Послышался раскат грома, и кто-то громко прокомментировал: “Будет ливень”. Словно по команде, зазвучала старая как мир мелодия дождя, бьющего об асфальт. “Нам с этим мусором только дождя для полного счастья не хватало”, — проворчал официант. Я молчал, подавленный суровой исчерпывающей моралью нубийской легенды, которой мне было нечего противопоставить. А тут еще и зуд вернулся.
— Всякий раз, когда я бью белого, я вспоминаю своего прадеда, вспоминаю о том, как он умер, как белые люди посадили его в клетку на потеху своим детишкам. Тебе этого не понять, — сказал Бу.

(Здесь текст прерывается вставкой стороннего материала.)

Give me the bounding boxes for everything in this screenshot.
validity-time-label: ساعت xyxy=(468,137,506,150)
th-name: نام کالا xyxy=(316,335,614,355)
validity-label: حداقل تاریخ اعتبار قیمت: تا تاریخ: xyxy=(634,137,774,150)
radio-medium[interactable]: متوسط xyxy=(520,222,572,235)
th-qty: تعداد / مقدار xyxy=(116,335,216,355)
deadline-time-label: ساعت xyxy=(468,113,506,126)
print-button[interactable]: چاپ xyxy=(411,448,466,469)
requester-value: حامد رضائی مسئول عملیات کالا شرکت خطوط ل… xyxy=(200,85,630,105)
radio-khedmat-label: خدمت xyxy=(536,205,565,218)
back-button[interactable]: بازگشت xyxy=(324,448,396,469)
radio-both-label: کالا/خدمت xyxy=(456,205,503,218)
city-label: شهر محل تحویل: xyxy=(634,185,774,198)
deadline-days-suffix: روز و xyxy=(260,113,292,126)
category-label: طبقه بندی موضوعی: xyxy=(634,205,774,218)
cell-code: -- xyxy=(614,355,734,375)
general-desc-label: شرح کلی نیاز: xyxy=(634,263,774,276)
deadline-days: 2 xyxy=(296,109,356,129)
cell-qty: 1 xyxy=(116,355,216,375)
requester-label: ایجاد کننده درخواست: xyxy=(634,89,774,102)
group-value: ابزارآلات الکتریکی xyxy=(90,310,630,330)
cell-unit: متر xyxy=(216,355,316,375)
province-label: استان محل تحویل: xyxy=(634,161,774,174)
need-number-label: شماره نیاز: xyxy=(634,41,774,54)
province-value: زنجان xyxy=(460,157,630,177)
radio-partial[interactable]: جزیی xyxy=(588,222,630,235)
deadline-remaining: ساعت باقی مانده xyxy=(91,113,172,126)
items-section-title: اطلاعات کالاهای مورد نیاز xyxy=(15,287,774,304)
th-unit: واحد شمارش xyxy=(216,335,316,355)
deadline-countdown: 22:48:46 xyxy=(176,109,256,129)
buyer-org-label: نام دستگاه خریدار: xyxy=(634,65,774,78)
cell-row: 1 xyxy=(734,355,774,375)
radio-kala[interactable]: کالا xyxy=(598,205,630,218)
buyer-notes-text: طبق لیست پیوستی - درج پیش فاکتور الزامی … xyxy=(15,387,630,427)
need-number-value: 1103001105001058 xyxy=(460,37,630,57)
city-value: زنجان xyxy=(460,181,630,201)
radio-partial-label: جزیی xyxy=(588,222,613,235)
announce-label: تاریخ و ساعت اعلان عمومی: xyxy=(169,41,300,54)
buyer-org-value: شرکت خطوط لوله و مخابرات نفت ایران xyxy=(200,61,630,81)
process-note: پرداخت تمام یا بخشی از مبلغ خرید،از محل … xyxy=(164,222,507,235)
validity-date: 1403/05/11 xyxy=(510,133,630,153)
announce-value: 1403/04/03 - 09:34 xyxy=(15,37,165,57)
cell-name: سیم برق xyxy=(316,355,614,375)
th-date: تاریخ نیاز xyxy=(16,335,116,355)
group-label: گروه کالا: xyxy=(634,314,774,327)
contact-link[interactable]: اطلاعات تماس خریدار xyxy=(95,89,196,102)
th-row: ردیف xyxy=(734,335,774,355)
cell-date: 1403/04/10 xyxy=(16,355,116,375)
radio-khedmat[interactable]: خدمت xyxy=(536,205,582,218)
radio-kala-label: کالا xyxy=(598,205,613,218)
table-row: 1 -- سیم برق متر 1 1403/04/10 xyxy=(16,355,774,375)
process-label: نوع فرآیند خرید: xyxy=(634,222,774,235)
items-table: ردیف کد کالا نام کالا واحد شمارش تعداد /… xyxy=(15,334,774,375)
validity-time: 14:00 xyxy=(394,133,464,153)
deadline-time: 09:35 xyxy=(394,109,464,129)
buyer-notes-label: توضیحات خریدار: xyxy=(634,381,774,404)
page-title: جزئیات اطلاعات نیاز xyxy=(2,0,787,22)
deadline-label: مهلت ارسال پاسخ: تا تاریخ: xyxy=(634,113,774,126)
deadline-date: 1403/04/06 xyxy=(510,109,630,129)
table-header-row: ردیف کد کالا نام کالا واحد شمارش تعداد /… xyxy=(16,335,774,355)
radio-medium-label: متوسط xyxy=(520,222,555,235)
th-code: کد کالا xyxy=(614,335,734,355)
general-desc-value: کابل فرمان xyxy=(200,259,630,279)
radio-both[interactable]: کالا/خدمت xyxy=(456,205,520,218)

Бар начал заполняться прохожими, искавшими спасения от дождя.
Я собрался с силами и заговорил:
— Я хочу помочь тебе освободиться от этой истории, точнее, от ее конца. Пропуск в лучшую жизнь, в мир, где тебя будут уважать, ценить, вожделеть, достойно оплачивать твою работу. Ты сможешь сам определять сроки, например, сказать: мне хватит трех лет, чтобы скопить достаточно денег и покончить со всем этим. Вот что может дать тебе Клуб, если ты, конечно, не захочешь остаться у заказчика.

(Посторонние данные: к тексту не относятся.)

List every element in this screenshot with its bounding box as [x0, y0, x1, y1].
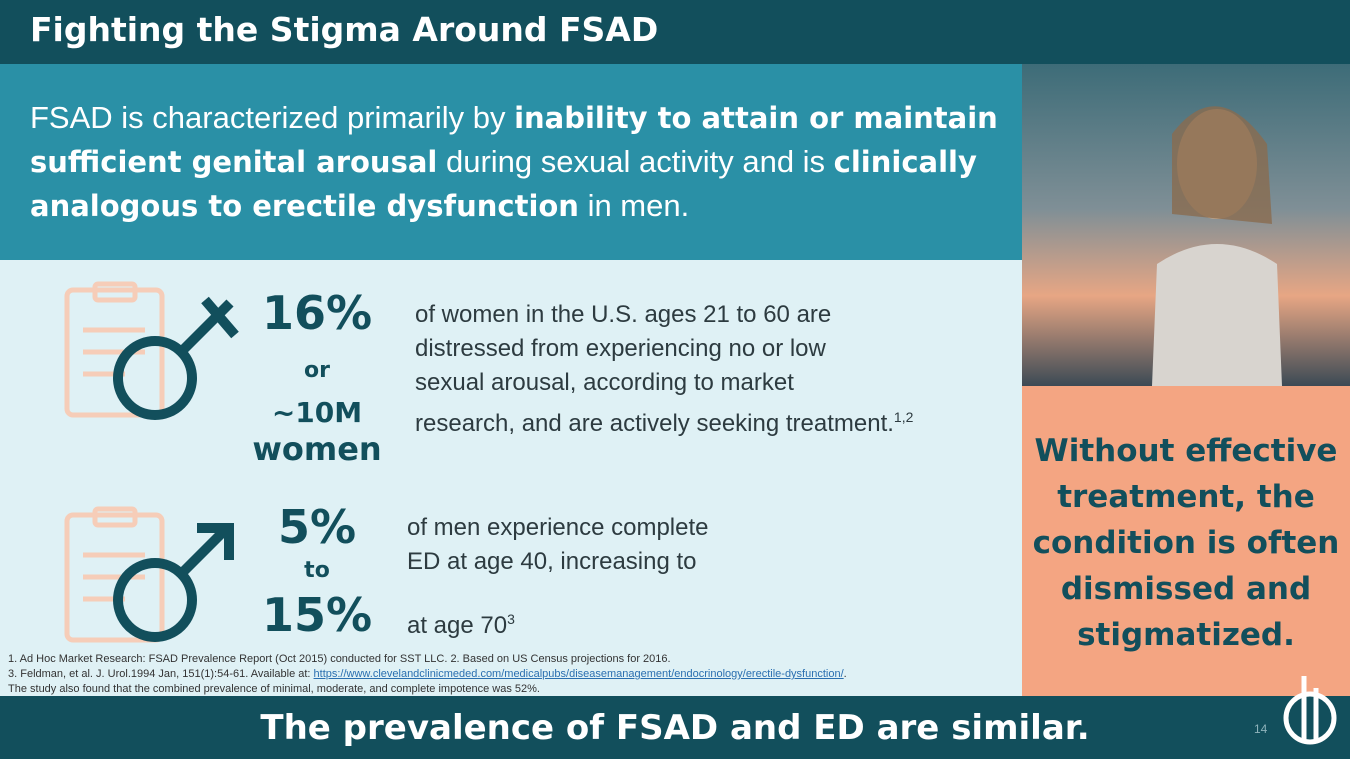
stat-figure: to — [304, 558, 330, 583]
intro-run: FSAD is characterized primarily by — [30, 100, 515, 135]
footnote: 1. Ad Hoc Market Research: FSAD Prevalen… — [8, 652, 847, 667]
footnote-text: . — [843, 668, 847, 680]
stat-description: research, and are actively seeking treat… — [415, 409, 914, 437]
footnote-text: 3. Feldman, et al. J. Urol.1994 Jan, 151… — [8, 668, 314, 680]
stat-description: sexual arousal, according to market — [415, 369, 794, 396]
stat-description: at age 703 — [407, 611, 515, 639]
footnote-text: The study also found that the combined p… — [8, 683, 540, 695]
footnote-link[interactable]: https://www.clevelandclinicmeded.com/med… — [313, 668, 844, 680]
stat-description: ED at age 40, increasing to — [407, 548, 697, 575]
stat-description: distressed from experiencing no or low — [415, 335, 826, 362]
stat-figure: women — [252, 430, 382, 468]
footer-bar — [0, 696, 1350, 759]
intro-bold: clinically analogous to erectile dysfunc… — [30, 145, 977, 223]
intro-panel — [0, 64, 1022, 260]
photo — [1022, 64, 1350, 386]
footnotes: 1. Ad Hoc Market Research: FSAD Prevalen… — [8, 652, 847, 697]
icons — [64, 281, 239, 643]
stat-description: of men experience complete — [407, 514, 709, 541]
callout-panel — [1022, 386, 1350, 696]
callout-text: Without effective treatment, the conditi… — [1032, 433, 1340, 653]
slide-title: Fighting the Stigma Around FSAD — [30, 10, 659, 49]
intro-text: FSAD is characterized primarily by inabi… — [30, 96, 1015, 228]
header-bar — [0, 0, 1350, 64]
footer-text: The prevalence of FSAD and ED are simila… — [260, 708, 1090, 748]
footnote: 3. Feldman, et al. J. Urol.1994 Jan, 151… — [8, 667, 847, 682]
intro-run: during sexual activity and is — [437, 144, 834, 179]
intro-run: in men. — [578, 188, 690, 223]
stat-figure: ~10M — [271, 396, 363, 429]
footnote: The study also found that the combined p… — [8, 682, 847, 697]
intro-bold: inability to attain or maintain sufficie… — [30, 101, 998, 179]
photo-figure — [1152, 106, 1282, 386]
clipboard-icon — [64, 281, 165, 643]
page-number: 14 — [1254, 722, 1268, 736]
stat-figure: 15% — [261, 588, 373, 642]
stat-figure: 16% — [261, 286, 373, 340]
superscript: 1,2 — [893, 409, 914, 425]
stat-description: of women in the U.S. ages 21 to 60 are — [415, 301, 832, 328]
footnote-text: 1. Ad Hoc Market Research: FSAD Prevalen… — [8, 653, 671, 665]
stat-figure: or — [304, 358, 330, 383]
superscript: 3 — [507, 611, 515, 627]
stat-figure: 5% — [277, 500, 357, 554]
gender-symbols — [113, 296, 239, 642]
logo — [1283, 676, 1337, 745]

Я и сам понимал, какой жалкой получилась моя возвышенная речь, но что мне оставалось делать. На самом деле мне хотелось сказать: поднимайся, Бу, нам пора валить отсюда, пошло оно все, и бои, и дождь, и мусор, и хренов клуб “Олимп”, я помогу тебе, отвезу, куда ты скажешь, сделаю все, что ты хочешь, только доверься мне. Как будто это и вправду было так просто, как будто я мог превратиться в волшебную лампу, потерев которую любой человек — или по крайней мере тот, кто мне понравился, — мог исполнить свои самые сокровенные желания.